• David Clarke, Head of Security at QuoStar


• 26.06.2023 12:00 pm
#tax

With large amounts of financial data and information being processed at the start of a new tax year, businesses are particularly vulnerable to cyber-attacks.

Scammers are adept at taking advantage of underprepared systems, and with tax-related criminal activity on the rise, cyber security for businesses need continued attention to ensure appropriate risk management is in line with the latest regulatory changes. So how can businesses be prepared?  

Staff education should always be at the forefront of risk management. Being aware of the latest scams isn’t always front of mind for employees, so ensuring that information and guidance on this topic is available and easy to understand is a good start in cyber-attack prevention. 

The latest phishing attempts and tax-related scams have been cleverly designed to trick your employees into falling for their correspondence, so good prevention measures include teaching staff to verify the authenticity of any tax-related communication by independently contacting the organisation or institution through official channels. It’s also vital that they know to never disclose any personal or business information until verified. 

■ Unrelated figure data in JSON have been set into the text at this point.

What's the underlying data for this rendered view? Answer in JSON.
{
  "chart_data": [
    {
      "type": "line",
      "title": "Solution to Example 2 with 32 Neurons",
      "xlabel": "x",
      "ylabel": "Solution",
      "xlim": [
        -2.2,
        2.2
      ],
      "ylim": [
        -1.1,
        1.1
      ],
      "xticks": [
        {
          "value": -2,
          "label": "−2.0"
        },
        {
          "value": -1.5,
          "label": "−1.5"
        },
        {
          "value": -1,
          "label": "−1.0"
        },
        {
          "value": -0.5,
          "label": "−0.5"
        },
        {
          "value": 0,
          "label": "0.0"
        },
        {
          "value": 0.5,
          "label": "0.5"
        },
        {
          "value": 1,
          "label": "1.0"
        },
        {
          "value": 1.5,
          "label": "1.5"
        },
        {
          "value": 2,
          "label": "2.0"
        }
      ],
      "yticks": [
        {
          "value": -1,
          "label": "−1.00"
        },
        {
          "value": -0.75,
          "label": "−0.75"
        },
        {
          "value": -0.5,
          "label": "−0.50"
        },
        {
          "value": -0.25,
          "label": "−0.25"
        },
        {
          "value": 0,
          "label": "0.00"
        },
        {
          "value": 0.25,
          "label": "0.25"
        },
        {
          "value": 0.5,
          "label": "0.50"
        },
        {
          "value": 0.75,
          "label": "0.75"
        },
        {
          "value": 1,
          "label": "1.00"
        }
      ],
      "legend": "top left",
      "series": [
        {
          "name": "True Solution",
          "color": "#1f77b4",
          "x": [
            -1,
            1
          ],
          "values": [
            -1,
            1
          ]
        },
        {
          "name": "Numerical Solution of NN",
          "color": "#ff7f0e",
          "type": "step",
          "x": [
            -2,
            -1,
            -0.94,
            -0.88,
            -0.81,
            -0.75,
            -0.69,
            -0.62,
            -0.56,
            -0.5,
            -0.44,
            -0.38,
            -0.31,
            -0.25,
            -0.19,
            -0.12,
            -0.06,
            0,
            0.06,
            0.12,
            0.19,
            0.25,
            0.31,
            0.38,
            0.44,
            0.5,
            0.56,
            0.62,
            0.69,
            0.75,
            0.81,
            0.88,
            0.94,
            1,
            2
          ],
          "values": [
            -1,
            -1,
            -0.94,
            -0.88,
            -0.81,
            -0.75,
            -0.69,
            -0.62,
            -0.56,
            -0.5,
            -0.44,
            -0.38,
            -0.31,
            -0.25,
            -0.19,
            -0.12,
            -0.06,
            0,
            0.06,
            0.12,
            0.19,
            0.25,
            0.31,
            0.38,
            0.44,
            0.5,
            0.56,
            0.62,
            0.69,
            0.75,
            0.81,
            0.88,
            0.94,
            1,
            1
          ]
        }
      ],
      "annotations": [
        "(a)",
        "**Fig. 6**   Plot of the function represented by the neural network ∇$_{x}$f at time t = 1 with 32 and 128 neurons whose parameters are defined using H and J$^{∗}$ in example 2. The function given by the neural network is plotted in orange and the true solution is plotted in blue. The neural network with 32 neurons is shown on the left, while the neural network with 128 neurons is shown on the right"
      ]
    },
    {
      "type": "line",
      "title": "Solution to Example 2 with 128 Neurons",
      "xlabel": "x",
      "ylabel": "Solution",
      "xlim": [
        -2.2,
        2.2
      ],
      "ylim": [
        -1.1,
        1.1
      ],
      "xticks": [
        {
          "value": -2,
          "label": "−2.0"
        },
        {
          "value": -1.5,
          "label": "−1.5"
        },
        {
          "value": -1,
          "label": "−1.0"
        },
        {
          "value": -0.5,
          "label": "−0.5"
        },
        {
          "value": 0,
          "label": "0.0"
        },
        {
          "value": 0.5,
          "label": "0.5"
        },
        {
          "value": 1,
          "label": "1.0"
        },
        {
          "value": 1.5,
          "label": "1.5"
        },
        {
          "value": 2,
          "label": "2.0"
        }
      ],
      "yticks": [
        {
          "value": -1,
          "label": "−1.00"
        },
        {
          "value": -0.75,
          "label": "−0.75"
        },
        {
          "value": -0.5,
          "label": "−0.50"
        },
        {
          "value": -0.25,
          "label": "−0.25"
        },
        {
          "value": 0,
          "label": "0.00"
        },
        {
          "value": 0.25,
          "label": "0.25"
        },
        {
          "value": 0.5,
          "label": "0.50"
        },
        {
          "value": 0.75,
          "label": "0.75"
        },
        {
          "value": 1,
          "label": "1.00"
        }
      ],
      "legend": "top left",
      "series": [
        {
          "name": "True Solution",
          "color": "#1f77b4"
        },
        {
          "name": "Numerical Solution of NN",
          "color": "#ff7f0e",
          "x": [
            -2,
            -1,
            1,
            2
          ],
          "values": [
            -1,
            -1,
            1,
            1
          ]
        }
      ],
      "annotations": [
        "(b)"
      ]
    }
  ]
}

Guard against identify theft

Tax-related identity theft is another big problem at this time of year. Employers should remember to safeguard all of their tax documents, fill in online tax forms in secure locations, and dispose of paper documents properly. Businesses should also use strong, unique passwords for their tax accounts and enable multi-factor authentication whenever possible. Last but not least, it’s a good idea to regularly monitor the company’s financial accounts for any suspicious activity or unauthorised transactions.

Working from home or in public has become much more common in recent years, so appropriate security arrangements need to be implemented here too. When unsecured Wi-Fi networks are in use, consider a virtual private network (VPN) to encrypt your connection to avoid sensitive data and information being obtained through criminal activity.

Conducting due diligence before downloading any tax software will also help to avoid unauthorised sites and/or fake programs being peddled. Quick research can usually determine the legitimacy of websites and software very quickly, and firms should always use reputable antivirus and anti-malware programs to scan and detect potential threats before downloading any software. 

Identify potential vulnerabilities 

Keeping your security software and other applications up to date with the latest upgrades is another crucial part of risk management at this time of year. Despite daily threats to cyber security, the new tax year can expose underprepared organisations to adept scammers who are actively looking to take advantage of vulnerable systems. 

Having efficient resource allocation will help organisations identify and protect the most important and potentially susceptible areas of their infrastructure. At the very least, firms should invest in encryption and back-up systems to safeguard their critical information, so that it can be recovered in the event of a cyber incident. 

It's also a good idea to have a critical response budget in place, so the business can act quickly and efficiently during in the event of disruption. Robust monitoring tools and threat intelligence services can also help to detect and respond to emerging cyber threats; being proactive instead of reactive will put organisations in a far better position to deal with these threats. 

Keep up to date with legislation

Operating in accordance with the latest changes to legislation is also crucial to the continued success of combating the latest cyber threats. The UK currently has around 20 pieces of legislation that deal with data protection and cyber security, with updates to the Online Harms Bill due in summer 2023. 

Greater attention is now being given to potential AI threats, with countries around the world now acknowledging its potential for criminal activity. China recently introduced a Personal Information Protection Law along with South Africa’s Protection of Personal Information Act (POPIA) recently coming into force. And the UAE released its new Data Protection Law. 

Businesses need to have a heightened awareness of all these risks – not only at the start of the tax year, but also beyond. With the proper budget allocation, education and software systems in place, firms will be able to stay vigilant and up to date with the latest legalisation and standards. By approaching risk management in this way, businesses can ensure that their financial data, customer information and employees stay protected all year long.